Secondo Aristotele e san Tommaso d’Aquino la «fortezza» è quella virtù che sta nel giusto mezzo fra i vizi opposti della temerarietà (o impru­denza) e della viltà. La «grandezza d’animo», invece, è la virtù che sta nel giusto mezzo tra la presunzione e la pusillanimità. Avere un «animo grande», dice san Tommaso, significa essere capaci di sperare in «cose grandi» (magna, oggi diremmo «grandi imprese», di qualsiasi tipo), future, ardue (cioè diffi­cili da perseguire), ma alla portata delle nostre capacità. Il presuntuoso, invece, aspira a cose grandi e difficili ma al di sopra delle sue capacità. Il pusillanime, all’estremo opposto, avendo un «animo piccino» (pusillus animus), manca della speranza in cose grandi, sebbene siano alla sua portata. Assomiglia tanto all’uomo vile che, secondo Aristotele, «è una specie di uomo senza speranza, giacché ha paura di tutto».

 Esistono pagine molto suggestive di Aristotele sulla «fortezza» del guerriero «che sta senza paura di fronte a una morte bella», e pagine ancora più toccanti di san Tommaso sulla «fortezza» del santo, pronto a testimoniare fino all’effusione del sangue il suo amore per Cristo, Signore della vita.

 Ebbene, a che punto siamo, oggi, con questi gesti? Sono per noi ancora azioni virtuose da proporre come modello a tutti o gesta eccezionali, mitiche, che in realtà consideriamo da «imprudenti»? E a che punto siamo con la speranza di «grandi imprese»? Di solito non la bolliamo piuttosto come «presunzione» e «vanità»?

 Credo di sì. E la causa – mi sembra – ha un solo nome: morale «mammona». Nella modernità, infatti, la morale si è trasformata da «patriarcale» in «mammona». Ora, in questo passaggio da un estremo all’altro si è perso anche quello che di buono conteneva la cultura «maschile», che è stata rigettata in toto come «maschilista».

 In che cosa consiste, infatti, la morale «mammona» (che è una morale senza «paternità»)?
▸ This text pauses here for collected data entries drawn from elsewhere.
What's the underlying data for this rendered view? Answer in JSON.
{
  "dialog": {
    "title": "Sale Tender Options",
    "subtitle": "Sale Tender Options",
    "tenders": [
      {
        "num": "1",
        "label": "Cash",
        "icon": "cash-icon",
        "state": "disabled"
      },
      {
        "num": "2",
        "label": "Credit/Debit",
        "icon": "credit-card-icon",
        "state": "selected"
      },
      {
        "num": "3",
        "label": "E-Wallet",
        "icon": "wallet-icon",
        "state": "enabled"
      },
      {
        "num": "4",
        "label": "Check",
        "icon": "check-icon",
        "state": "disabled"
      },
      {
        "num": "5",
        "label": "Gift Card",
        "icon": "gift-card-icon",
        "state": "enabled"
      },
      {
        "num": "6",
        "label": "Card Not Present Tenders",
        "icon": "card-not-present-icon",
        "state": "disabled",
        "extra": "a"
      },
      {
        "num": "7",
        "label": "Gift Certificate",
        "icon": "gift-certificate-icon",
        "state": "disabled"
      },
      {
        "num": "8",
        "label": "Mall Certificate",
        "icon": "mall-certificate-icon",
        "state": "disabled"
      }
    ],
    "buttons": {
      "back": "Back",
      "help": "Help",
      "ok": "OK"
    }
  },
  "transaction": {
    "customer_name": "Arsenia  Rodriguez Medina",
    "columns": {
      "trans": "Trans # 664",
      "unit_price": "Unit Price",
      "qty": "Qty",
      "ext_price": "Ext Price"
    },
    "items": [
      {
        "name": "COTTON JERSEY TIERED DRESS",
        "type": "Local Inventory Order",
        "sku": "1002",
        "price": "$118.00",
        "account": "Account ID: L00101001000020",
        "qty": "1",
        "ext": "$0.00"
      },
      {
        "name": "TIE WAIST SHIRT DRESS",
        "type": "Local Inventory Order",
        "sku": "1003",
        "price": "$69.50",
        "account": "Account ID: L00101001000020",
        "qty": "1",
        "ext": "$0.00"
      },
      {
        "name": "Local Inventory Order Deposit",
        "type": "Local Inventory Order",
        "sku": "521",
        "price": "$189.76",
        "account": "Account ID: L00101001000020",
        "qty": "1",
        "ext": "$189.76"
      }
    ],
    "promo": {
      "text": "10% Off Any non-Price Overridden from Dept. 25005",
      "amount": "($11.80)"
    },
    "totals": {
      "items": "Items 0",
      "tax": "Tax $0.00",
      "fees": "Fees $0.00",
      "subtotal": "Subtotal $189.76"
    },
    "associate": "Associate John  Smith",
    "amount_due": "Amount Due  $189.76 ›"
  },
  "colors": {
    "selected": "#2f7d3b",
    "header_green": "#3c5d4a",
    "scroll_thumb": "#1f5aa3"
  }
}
Nella sicurezza e nell’esaltazione del grembo originario. In che cosa consiste, invece, la morale «paterna»? Nel coraggio del distacco e nella speranza del futuro. Si comprende, dunque, che una morale «mammona», come quella che domina nelle società consumistiche felliniane, accusi di «imprudenza» e «presunzione» ogni moto di allontanamento dal grembo protetto verso l’incerto futuro. Messaggio inconscio: tutto quanto è estraneo a «mammà» è pericoloso e malvagio.

 Conclusione: l’energia ancestrale verso il futuro, il rischio, l’ignoto, l’audace impresa, bloccata e repressa dalla morale «mammona», si nasconde nell’inconscio. E da lì è pronta a riapparire in azioni ineducate, imprevedibili, temerarie, pericolose per sé e per gli altri – incoscienti per l’appunto –. Il che è esattamente quanto leggiamo nelle cronache di tutti i giorni.

 Che fare dunque? Sperare di correggere la temerarietà dei giovani con inviti – un po’ «mammoni» – alla prudenza? Oppure riproporre figure virtuose di uomini «forti» e di animo grande quali modelli di vita dove il coraggio del futuro possa tornare a essere, come è, degno di lode?